Por fim, Eve acha um tanto curioso o fato de Charlotte ter recém se tornado viúva, o que não a impede de se apresentar nos palcos. "O show tem de continuar", afinal - e é inegável o impacto da ambígua cena em que a personagem de Dietrich se apresenta em um palco onírico, cheio de plumas e outros adereços, ao som de The Laziest Gal in Town, de Cole Porter (aquela dos clássicos versos "não é porque eu não deveria / Não é porque eu não faria / E, você sabe / Não é porque eu não poderia / É simplesmente porque / Eu sou a garota mais preguiçosa da cidade"). Com idas e vindas, excelentes interpretações e ótimas surpresas, Pavor nos Bastidores seria criticado, mais tarde, por enganar o público até demais, utilizando como recurso um flashback pouco confiável (pra não dizer falso). Ainda assim, se levarmos em conta o uso do próprio teatro como símbolo da arte - escapista ou não - e de como nos refugiamos por duas horas nesse espaço tão artificial quanto elegante, o fato de sermos deliberadamente manipulados, nos parecerá apenas mais um truque certeiro de Hitchcock. Eu passo pano.

 

Pitaquinho Musical - Marina Sena (Coisas Naturais)

Menos autotunes enfadonhos, efeitos eletrônicos previsíveis, forçação tiktoker e latinidade plastificada e mais brasilidade, mais bucolismo, mais interior e mais vida real. Vento batendo no rosto, estrelas nítidas no céu. Uma varanda à beira-mar e uma espécie de retorno às origens. Sim, desde o cru De Primeira (2021), Marina Sena nunca deixou de ser uma das mais autênticas artistas da atualidade, por mais que o trabalho seguinte, o sensual e noturno Vício Inerente (2023) parecesse um registro menos criativo (ou mesmo de alguém que ainda estava tateando na busca por um caminho na carreira). Só que qualquer incerteza parece definitivamente apagada com a chegada do terceiro álbum, o ótimo Coisas Naturais - que é resultado de uma série de gravações fluídas, feitas em um sítio no interior de São Paulo, na companhia de seus antigos parceiros d'A Outra Banda da Lua, André Oliva e Matheus Bragança, além do produtor musical Janluska.

 


 

Foi esse time que auxiliou Marina nesse processo de reconexão artística - uma imersão que envolveu outros músicos, todos com bastante tempo pra criar, pra exercer o "ócio criativo". Em entrevista para a revista Rolling Stone, a cantora explicou ter sentido falta dessa Marina mais sangue no olho, mais destemida, mais corajosa do começo da carreira. "Mais norte de Minas" e mais Brasil enquanto um País latino.

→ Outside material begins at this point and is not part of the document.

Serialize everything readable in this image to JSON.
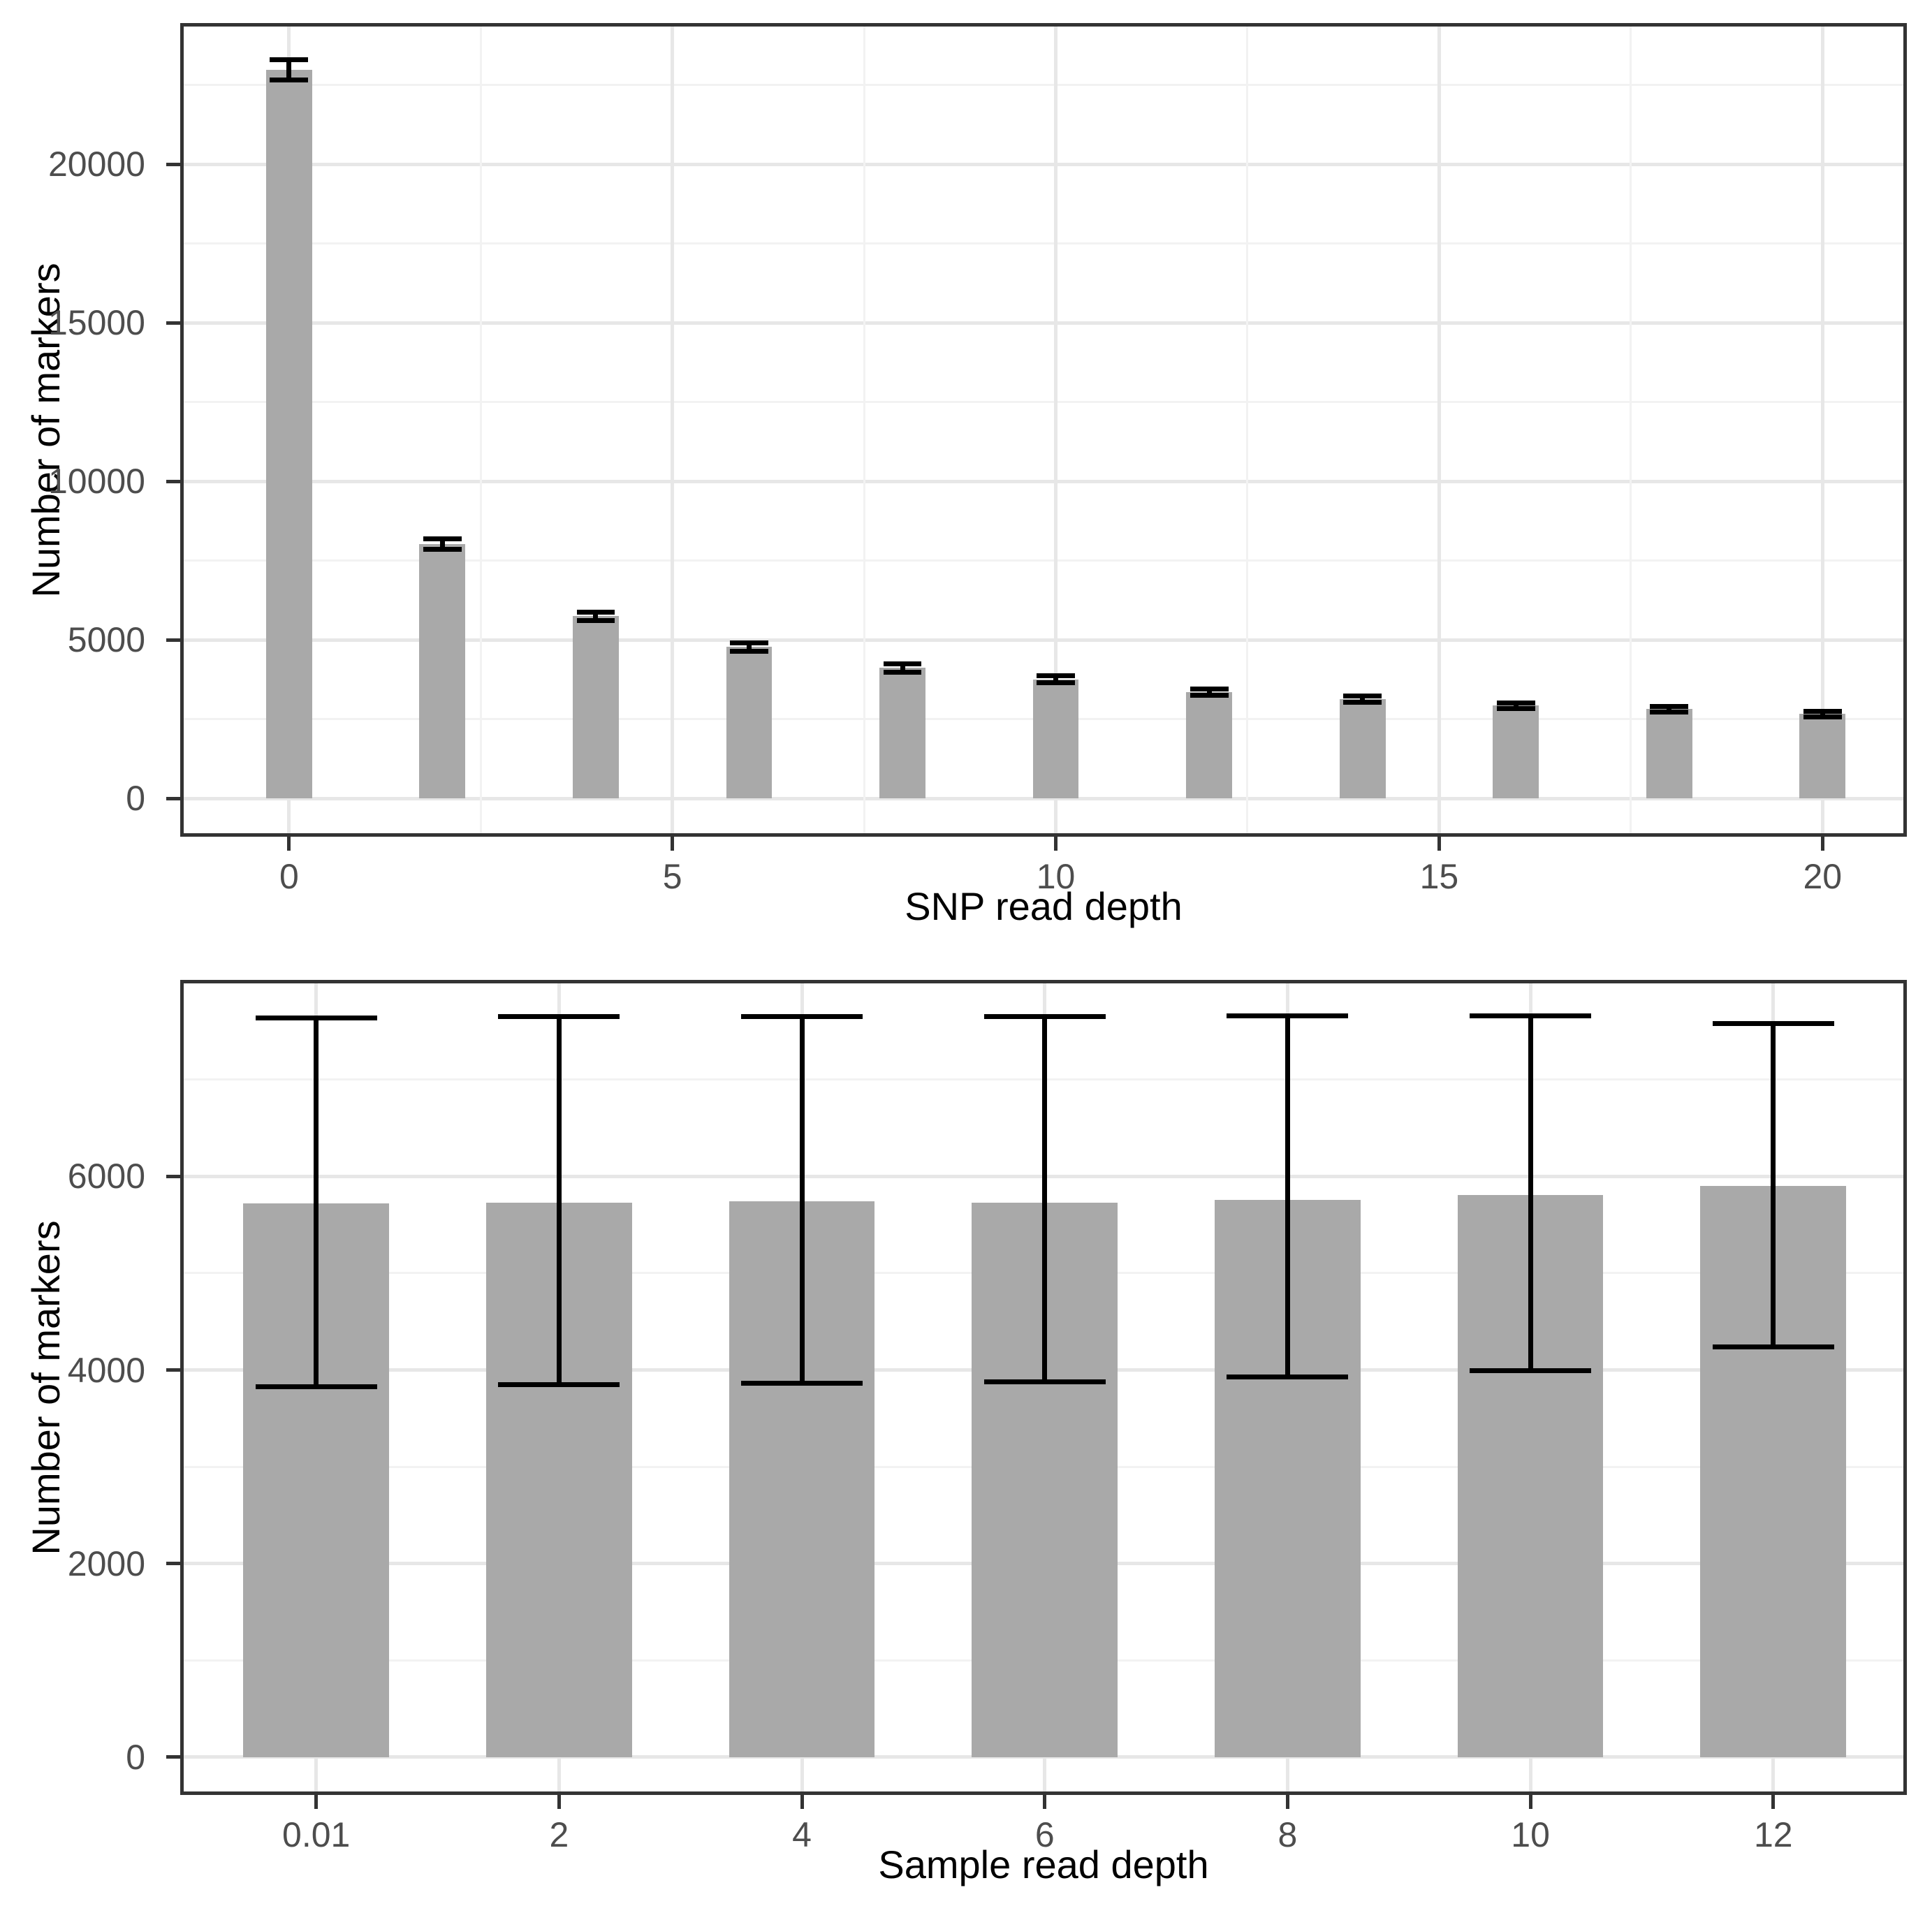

Levando em conta o conceito de Florestania, cunhado por Ailton Krenak, a artista converte o disco em uma verdadeira coletânea de canções que mesclam estilos diversos, como MPB setentista, funk, reggae, brega, bedroom pop e reggaeton, preservando o contato com a natureza e com o místico. Peça central do trabalho, o single Numa Ilha, parece resumir a ideia já na abertura, com uma experiência sensorial de sonoridade misteriosa e letra calorosa (Descalça numa ilha, é tão mágico / Você dizendo que me ama / A Lua refletindo o mar, o seu cheiro / A gente junto na minha canga). Claro, há outros grandes instantes, como em Anjo, Mágico e Lua Cheia. Marina está na melhor fase. O público agradece.